A Menu for Enjoyment, within reason:
Stir fried rice noodles
Lemon sorbet (store-bought)
For the noodles:
Place 1” thick rice noodles in a large bowl. Pour just-boiled water over to immerse the noodles. Cover and let it sit for 5-7 minutes for the noodles to soften. Drain and rinse under cold water. Meanwhile in a large skillet, heat some vegetable oil over medium-high heat. Add some slices of ginger and minced garlic. Add a cornucopia of vegetables (the carrot/cabbage partnership, but also consider bean sprouts, celery, broccoli, snap peas…) and cook until vegetables are soft, stirring often. Add tofu and shrimp, if you are so inclined. Throw the drained noodles in, and add swirls of soy sauce, a few modest dribbles of fish sauce, and maybe a light smear of tamarind paste. Toss it all together to heat through. It is ready! If you really want to impress, garnish with diced green onions and crushed peanuts.
For the chicken satay:
Marinate boneless skinless chicken (breast or thigh is fine) in coconut milk and a heavy dusting of curry powder and a whack of salt. The longer the better, but probably no more than two days. Grill the meat, or if you are confined to an apartment with no balcony, broil in the oven until brown. If you have the time, put the meat on skewers (pre-soaked in water so they don’t burn), as all food is more festive if it comes on a stick.
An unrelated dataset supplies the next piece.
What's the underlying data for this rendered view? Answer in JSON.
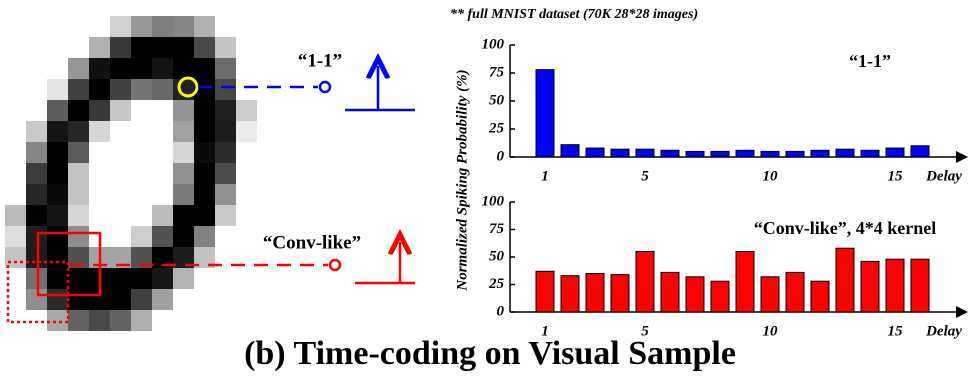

Make extra, so the enjoyment can carry over into tomorrow’s lunch! Eat slowly and just eat, as emails/texts/telemarketers can wait.
And there is nothing wrong with a six-pack of chicken nuggets now and again. I like to share them in the car with a friend, sitting in the parking lot under the giant yellow M, laughing at ourselves at how silly we feel in our momentary naughtiness, but secretly hoping we don’t run into anyone we know, for their sake and ours.